# Other Keepers



## Slow Drone (Apr 19, 2014)

I keep bees in Al and TN if it helps.


----------



## critterkeeper (Feb 14, 2014)

it does, i am trying to connect to other keepers from the hotter southern states like yours to get their advise on subjects that the northern states dont have due to lack of heat and humidity and so on.


----------



## Slow Drone (Apr 19, 2014)

There's a lot of us on Beesource from the south!Just ask we'll answer.


----------



## critterkeeper (Feb 14, 2014)

well im glad to here it. 
i'd hate to bee the only keeper from Florida on here


----------



## Nature Coast beek (Jun 10, 2012)

Critter,

Look up *johng* here on Beesource. He's a sideliner out of Jacksonville. 

Good luck and enjoy yer b's.


----------



## critterkeeper (Feb 14, 2014)

i'll do that, thanks


----------



## Mbeck (Apr 27, 2011)

I'm south of you. Central west coast.
Ask away I've got lots of answers ( I'm sure that at least one of them may possibly be partially correct in some situations)!


----------



## jimsteelejr (Sep 21, 2012)

St. pete here


----------



## Tallykat (Feb 24, 2014)

Tallahassee. Same latitude as Jax.

I agree that our situation can be unique. For instance, our season starts so much earlier! I have already done a little micro – harvest of four frames of honey. We will be done just about the time the rest of the world is kicking in.


----------



## critterkeeper (Feb 14, 2014)

well im glad to here there other keepers here in the sunshine state  and surprisingly close haha
i agree tallykat, i got little bit of honey as well, but i live in the middle of a couple orchards so no surprise there


----------



## crazylocha (Mar 26, 2013)

Ocala
Local Gall berry poppin like crazy.
Palmetto blooms about to burst, most buds are almost set.
Blackberry popped early this year, was busy scrambling the first round of swarm and missed out this time. 5 fold increase was worth it. 2nd round swarms never hit me, got one of the bosses to take home .

Yeah, swampies are a little different bunch, arent we.

Oh yeah, n dang luv bugs are back in force, yaaayyy


----------



## critterkeeper (Feb 14, 2014)

clay hill 
yea the blue berries just finished blooming, i have not had any swarms this year. not sure if that is good or bad at this point
yea swamp keepers have their own challenges 
those love bugs are all over the place here :/


----------



## JDavis (Mar 29, 2014)

critterkeeper said:


> I'm looking to see if there are any other beekeepers in Georgia or Florida. I keep asking people here questions but the problem i am having is that most replies i get are from people from way up north and i appreciate all the help but their advise does not always work down here in the bipolar Florida/Georgia weather. So i am looking for Beekeepers in the lower states so if i have a problem i know who to ask for a special questions.

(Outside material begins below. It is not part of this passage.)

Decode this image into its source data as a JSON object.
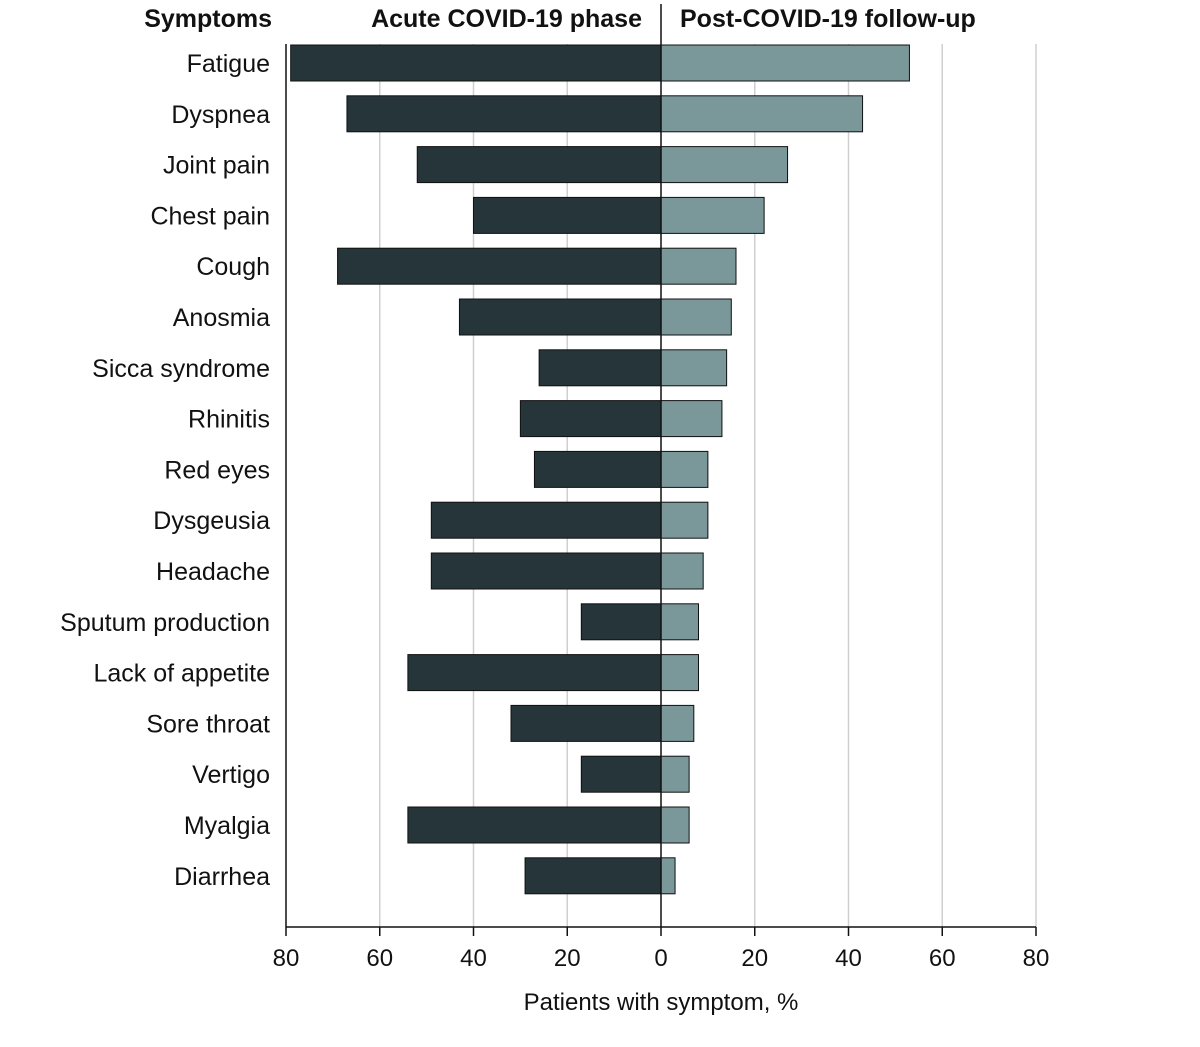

I am in the Savannah area, but a total newbie so I may not be much help!

Jeanine


----------



## critterkeeper (Feb 14, 2014)

everyone's opinion is helpful _Jeanine_


----------



## AmericasBeekeeper (Jan 24, 2010)

Welcome CK!
There are two bee clubs near you.
Jacksonville Beekeeper Association, Third Monday of Each Month at 7:00 PM: University of Florida, IFAS Extension, Duval County Extension Center Auditorium, 1010 N. McDuff Ave., Jacksonville, FL 32254 
North East Florida Honey Bee Association, 2nd Monday of each month, 7:00 PM, Clay County Extension Center, 2463 SR 16W, Green Cove Springs, FL 32043


----------